Urban Coffee Legends

  1. The legend goes that a Yemeni Sufi mystic, Ghothul Akbar Nooruddin Abu al-Hasan al-Shadhili, was on a journey through Ethiopia when he noticed few exceptionally lively birds. He tried some of the berries they had been feasting on and felt a surge of energy. Those berries were the ever-so-famous coffee cherries.

  2. Another legend says that coffee was discovered by a disciple of Sheik Abou’l Hasan Schadheli named Omar. He had been exiled from Mocha to a desolate cave in Ousab where he stumbled upon a shrubbery of berries that were far too bitter to eat. In a stroke of ingenuity, Omar roasted and boiled them and created a beverage that revitalised him.

  3. The third legend has it that an inquisitive goat herder once noticed his goats behaving oddly after snacking on some peculiar berries from a nearby bush. He decided to try them himself and soon discovered coffee.

Know Your Beans

  1. Arabica coffee beans are like a decadent treat with notes of chocolate and sugar, and hints of fruity and berry flavours.

  2. Robusta coffee beans have an intense, strong flavour, with an earthy bitterness that some might find a bit too robust.

  3. Scoffing up only 2% of the world’s coffee crop, Liberica beans have a unique flavour blending floral and fruity notes with a smokiness akin to wood.

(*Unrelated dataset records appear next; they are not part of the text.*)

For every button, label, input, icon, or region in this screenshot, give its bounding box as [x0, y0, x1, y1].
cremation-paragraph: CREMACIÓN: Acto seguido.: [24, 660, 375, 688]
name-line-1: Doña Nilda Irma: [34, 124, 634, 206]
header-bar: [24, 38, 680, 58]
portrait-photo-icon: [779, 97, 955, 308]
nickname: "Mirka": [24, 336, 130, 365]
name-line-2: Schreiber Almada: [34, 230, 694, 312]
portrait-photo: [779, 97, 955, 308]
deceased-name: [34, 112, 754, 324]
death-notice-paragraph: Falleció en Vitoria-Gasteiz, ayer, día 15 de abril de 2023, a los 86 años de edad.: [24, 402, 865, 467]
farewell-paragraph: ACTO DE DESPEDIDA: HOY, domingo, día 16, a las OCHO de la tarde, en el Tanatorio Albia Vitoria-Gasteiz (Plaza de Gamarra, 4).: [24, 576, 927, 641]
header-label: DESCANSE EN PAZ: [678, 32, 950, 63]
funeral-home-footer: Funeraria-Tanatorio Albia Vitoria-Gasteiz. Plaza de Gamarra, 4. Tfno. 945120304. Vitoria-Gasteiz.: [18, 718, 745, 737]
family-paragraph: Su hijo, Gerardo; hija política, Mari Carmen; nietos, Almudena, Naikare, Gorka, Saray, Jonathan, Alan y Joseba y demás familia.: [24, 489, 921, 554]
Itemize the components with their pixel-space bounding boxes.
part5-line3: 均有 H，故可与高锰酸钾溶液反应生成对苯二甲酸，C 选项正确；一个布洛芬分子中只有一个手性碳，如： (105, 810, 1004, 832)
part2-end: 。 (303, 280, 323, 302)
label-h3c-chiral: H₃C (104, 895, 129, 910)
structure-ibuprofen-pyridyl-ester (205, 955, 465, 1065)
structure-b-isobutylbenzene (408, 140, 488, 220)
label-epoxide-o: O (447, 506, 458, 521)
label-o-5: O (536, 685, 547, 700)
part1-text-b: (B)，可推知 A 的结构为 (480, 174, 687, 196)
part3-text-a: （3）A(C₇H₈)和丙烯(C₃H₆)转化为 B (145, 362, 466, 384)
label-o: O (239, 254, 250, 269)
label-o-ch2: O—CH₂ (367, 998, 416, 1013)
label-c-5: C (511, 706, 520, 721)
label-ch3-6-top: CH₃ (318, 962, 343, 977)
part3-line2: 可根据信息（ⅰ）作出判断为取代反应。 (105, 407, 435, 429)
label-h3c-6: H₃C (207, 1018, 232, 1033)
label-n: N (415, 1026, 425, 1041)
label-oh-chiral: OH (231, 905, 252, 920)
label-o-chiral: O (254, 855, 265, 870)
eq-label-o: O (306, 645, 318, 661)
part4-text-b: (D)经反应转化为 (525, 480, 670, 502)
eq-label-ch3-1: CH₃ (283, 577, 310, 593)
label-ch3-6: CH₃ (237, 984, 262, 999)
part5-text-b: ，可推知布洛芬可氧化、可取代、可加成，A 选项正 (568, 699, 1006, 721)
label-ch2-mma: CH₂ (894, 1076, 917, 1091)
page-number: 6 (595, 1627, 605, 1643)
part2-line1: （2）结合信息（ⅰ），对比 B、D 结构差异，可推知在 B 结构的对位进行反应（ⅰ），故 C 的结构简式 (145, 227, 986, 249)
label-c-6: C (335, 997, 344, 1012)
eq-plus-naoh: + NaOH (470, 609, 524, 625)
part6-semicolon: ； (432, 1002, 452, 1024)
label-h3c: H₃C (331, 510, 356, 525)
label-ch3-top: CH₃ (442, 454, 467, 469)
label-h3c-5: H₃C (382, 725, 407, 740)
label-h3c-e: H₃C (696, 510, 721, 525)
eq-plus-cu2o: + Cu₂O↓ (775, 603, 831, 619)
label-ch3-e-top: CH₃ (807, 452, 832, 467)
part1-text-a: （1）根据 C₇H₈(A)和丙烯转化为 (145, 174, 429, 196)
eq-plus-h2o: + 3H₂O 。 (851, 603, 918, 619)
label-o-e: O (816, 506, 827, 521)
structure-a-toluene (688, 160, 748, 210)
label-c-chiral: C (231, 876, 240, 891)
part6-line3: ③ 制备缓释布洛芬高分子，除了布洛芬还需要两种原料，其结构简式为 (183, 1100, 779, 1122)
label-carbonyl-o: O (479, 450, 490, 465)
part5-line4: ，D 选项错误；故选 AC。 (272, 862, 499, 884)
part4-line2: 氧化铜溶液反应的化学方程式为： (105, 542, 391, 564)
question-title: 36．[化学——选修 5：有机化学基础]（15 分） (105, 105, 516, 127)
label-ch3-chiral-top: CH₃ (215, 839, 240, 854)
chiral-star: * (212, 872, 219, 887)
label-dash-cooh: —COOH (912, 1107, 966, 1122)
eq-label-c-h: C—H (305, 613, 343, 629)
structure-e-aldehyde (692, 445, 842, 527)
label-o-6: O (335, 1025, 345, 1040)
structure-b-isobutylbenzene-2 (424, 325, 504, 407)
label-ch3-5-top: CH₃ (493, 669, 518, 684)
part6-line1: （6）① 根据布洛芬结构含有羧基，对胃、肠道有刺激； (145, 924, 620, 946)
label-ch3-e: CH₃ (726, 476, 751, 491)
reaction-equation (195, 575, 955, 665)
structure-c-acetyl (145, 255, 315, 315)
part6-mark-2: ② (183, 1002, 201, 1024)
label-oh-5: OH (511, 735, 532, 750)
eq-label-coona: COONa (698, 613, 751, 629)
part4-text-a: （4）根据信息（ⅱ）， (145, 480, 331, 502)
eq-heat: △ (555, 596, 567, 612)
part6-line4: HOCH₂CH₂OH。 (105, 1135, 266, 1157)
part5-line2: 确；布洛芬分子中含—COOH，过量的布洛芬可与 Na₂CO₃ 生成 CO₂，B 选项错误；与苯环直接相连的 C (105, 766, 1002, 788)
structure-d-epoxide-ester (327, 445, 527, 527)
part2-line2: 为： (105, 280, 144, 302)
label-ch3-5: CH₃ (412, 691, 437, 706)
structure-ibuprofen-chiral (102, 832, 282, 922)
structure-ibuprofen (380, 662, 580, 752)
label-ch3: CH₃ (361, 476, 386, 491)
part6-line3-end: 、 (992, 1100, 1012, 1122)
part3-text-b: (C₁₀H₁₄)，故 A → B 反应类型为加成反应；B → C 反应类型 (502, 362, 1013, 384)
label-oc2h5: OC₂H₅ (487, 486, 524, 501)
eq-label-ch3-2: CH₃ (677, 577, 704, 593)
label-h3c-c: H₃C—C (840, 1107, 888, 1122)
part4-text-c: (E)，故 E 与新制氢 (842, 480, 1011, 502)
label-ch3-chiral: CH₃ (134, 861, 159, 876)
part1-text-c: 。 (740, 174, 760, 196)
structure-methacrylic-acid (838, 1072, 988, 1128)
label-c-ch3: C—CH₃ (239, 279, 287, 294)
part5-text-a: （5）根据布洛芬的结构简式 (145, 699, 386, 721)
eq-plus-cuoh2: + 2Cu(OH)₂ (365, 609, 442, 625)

  4. Excelsa has a more fruity character, plus a tartness that adds complexity to coffee blends.

The Brew

Brewing coffee is an art, and there are many techniques you can try to get it just right. AeroPress, Cold Brew, Chemex, Espresso, French Press, Moka Pot, Pour Over, Ibrik and Siphon – the choices are endless! The “Golden Ratio” is one to two tablespoons of ground coffee for every six ounces of water, but don’t be afraid to experiment and find your own special blend.

Barista – The Coffee Bartender

The National Barista Championship 2023 in Bengaluru was a star-studded event. When the dust settled, Jaseem Abbas, a home brewer, emerged victorious and will represent India in Athens for the WBC 2023. A special shoutout to Bharath Suthapalli and Mithilesh Vazalwar; they truly embody the passion of a coffee connoisseur.